Prove: $B=\{x\in \Bbb R\mid x^2\in\Bbb Q\}$ is countable

Question

Prove: The set $B=\{x\in \Bbb R\mid x^2\in\Bbb Q\}$ is countable

I have this idea but I'm not sure if it's correct:

We know $\Bbb Q$ is countable so we can list $\Bbb Q$ as $\Bbb Q= \{ q_1,q_2,q_3,\ldots,q_n \mid n \in \Bbb N\}$ On the other hand $x^2=a$ has finite solutions ($0$, $1$, or $2$)

Let $A_i= \{x\mid x^2= q_i, q_i \in \Bbb Q, i \in \Bbb N\}$ following the order of $\Bbb Q$.

Let $S= \bigcup_{i=1}^\infty A_i $ And S is a countable union of countable sets. Hence S is countable

Answer 1

Enumerate the members of $\mathbb Q$, thus: $q_1,q_2,q_3,\ldots\,{}$.
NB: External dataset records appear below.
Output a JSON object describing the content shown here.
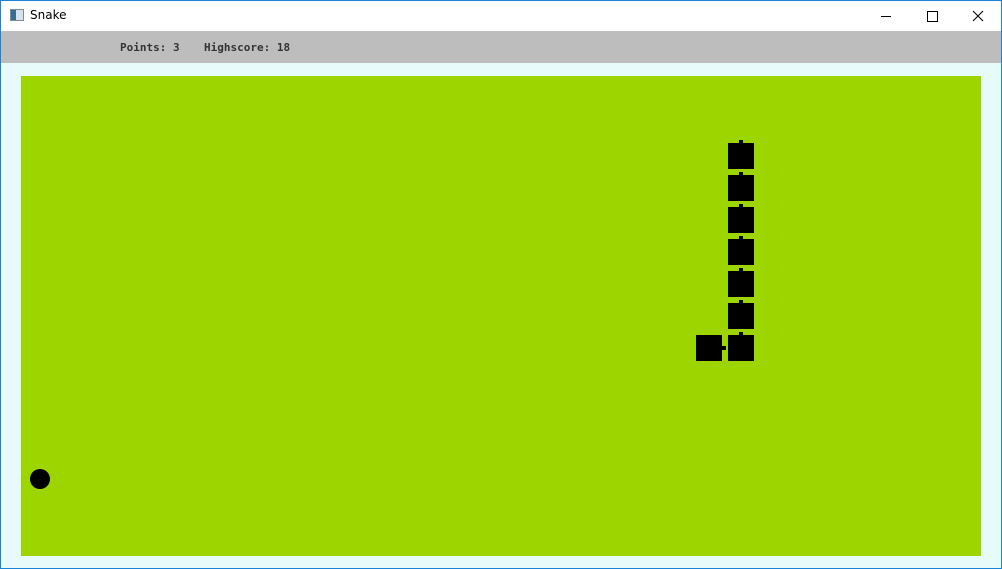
{
  "window": {
    "title": "Snake",
    "app_icon": "app-window-icon",
    "controls": [
      "minimize-icon",
      "maximize-icon",
      "close-icon"
    ]
  },
  "status": {
    "points_label": "Points: 3",
    "highscore_label": "Highscore: 18",
    "background": "#bdbdbd"
  },
  "board": {
    "background": "#9dd500",
    "snake_color": "#000000",
    "snake_length": 8,
    "food_color": "#000000"
  }
}
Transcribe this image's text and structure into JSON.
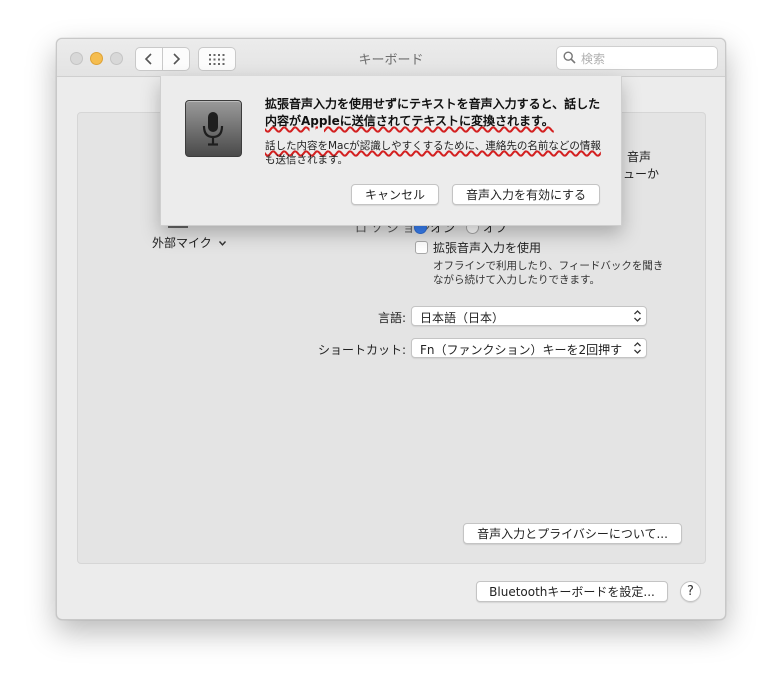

List the solutions of $x^2 = q_1$ (either $0$, $1$, or $2$ of them according as $q_1$ is negative, $0$, or positive), then those of $x^2=q_2$, then those of $x^2=q_3$, and so on. That gives you an enumeration of $\{x\in\mathbb R\mid x^2\in\mathbb Q\}$.

Answer 2

Use the fact that there only countable number of equations $qx^2-p=0$ and each has only finite number of solutions. So total number of solutions is no more than countable union of finite which is countable.

Another explanation is that $B$ is the subset of all algebraic number. Since all algebraic number is countable, $B$ is countable.

Answer 3

We can, indeed, use the fact that $\Bbb Q$ is countable. Consider the function $f:\Bbb Q\to\Bbb R$ given by $$f(x)=\begin{cases}\sqrt x & x\ge0\\-\sqrt{-x} & x<0.\end{cases}$$ This can be shown to be one-to-one without too much difficulty, and its range is precisely $B,$ so we're done.